Saving Lives in High Water Yoga Pants

This weekend we had a family yard sale. Big shindigs like these when done with family can get quite messy. The random bickering about where to place things, exactly what prices should go on what, discussions and/or insinuations that one person or another has done more work and then the fact that we ended up $20 short in the end, made this yard sale a success. It has also caused complete and utter exhaustion.

The event took place Friday and Saturday and we had to determine how to feed everyone as we took shifts manning the pre-owned junk that scattered the yard. On Friday we made our family-favorite cheeseburger soup and Saturday it was decided that one of us would run into Kroger to grab lunch meat, chips and other various snacks. That “one of us” ended up being me.

That morning I was startled awake by my mom pounding on my bedroom door; I had slept through my alarm and had 10 minutes to get dressed, pull my hair into the highest, messiest looking bun and run out the door. The outfit I chose was AWFUL because I was in a hurry and I figured I was only going to be sitting behind a card table all day so it didn’t matter. So, off I went to Kroger in my black spandex, high water yoga pants that gave me the biggest muffin top (what’s the pastry bigger than a muffin?…because THAT is the kind of blob that was hanging off the waist of these yoga pants) EVER, my navy blue flip flops, and my greasy messy bun.

As I walked through the produce section I could literally feel my pants smacking into my ankles with every gust of wind. I thought if I walked faster the trip would be over sooner and I wouldn’t have to suffer through shopping in this hideous get up as long; however, that plan was thwarted by the fact that the faster I walked, the more wind my pants caught and the harder those puppies flapped around my ankles. I just pictured the looks I was getting as people looked down and saw these pant legs flapping in the wind. Legitimately I think people took my pants as a warning of a second great flood. After they finished their grocery shopping, they went directly home to draft up plans to build an ark.

So I continued my journey, trying INCREDIBLY hard to keep my head down and my trip fast. BUT WOULDN’T YOU KNOW, the harder you try to do something like that, the more it just doesn’t work. I bumped into a little girl from preschool and her father…HOW EMBARRASSING. Then as I’m buying lunch meat, the lady standing next to me strikes up a conversation. 

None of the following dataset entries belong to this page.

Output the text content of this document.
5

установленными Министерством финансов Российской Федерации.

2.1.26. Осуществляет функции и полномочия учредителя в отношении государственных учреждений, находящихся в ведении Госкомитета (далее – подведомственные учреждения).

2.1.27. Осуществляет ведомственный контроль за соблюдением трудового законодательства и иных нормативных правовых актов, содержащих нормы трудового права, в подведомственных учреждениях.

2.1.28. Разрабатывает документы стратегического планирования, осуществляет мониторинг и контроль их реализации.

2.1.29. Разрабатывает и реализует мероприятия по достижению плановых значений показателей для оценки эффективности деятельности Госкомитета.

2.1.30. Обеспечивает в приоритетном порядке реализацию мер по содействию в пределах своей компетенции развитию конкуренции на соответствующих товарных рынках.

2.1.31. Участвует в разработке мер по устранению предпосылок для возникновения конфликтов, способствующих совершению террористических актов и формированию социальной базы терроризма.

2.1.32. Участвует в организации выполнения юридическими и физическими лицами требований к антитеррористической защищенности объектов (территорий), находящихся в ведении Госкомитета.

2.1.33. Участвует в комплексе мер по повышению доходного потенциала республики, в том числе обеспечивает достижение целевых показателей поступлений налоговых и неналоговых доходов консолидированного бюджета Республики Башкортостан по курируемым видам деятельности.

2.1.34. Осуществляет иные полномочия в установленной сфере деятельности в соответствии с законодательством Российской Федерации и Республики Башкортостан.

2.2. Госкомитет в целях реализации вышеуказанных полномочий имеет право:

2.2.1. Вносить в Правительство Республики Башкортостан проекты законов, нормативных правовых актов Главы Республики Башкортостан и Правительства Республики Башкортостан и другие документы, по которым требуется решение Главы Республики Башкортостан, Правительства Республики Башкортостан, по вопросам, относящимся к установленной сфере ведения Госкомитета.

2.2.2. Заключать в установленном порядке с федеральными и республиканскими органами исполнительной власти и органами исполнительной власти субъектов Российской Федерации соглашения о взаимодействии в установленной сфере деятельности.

Me (to the guy at the deli): Yes, I’d like one pound of turkey and half a pound of the bologna that’s on sale.
Random Lady: Have you ever tried the bologna that (insert random brand name here) makes?
Me: No, I haven’t. I assume it’s good?
RL: YES! My boss from Florifinos…he used to live in (insert the state here)…absolutely loves this bologna…comes highly recommended….grew up in a Jewish neighborhood…should realllllyyyy try it….Granville Market sometimes has it….a little pricey….worth every penny…I tried it at a party he had…wife is wonderful…bologna is better than….It is so incredible…

This is the point where I am staring into space inwardly cringing as I imagining all of the random customers who have now seen my ankles peeking out from under these HIDEOUS YOGA PANTS. I imagine they opened a box of plastic spoons from the aisle and proceeded to gouge their eyes out with them.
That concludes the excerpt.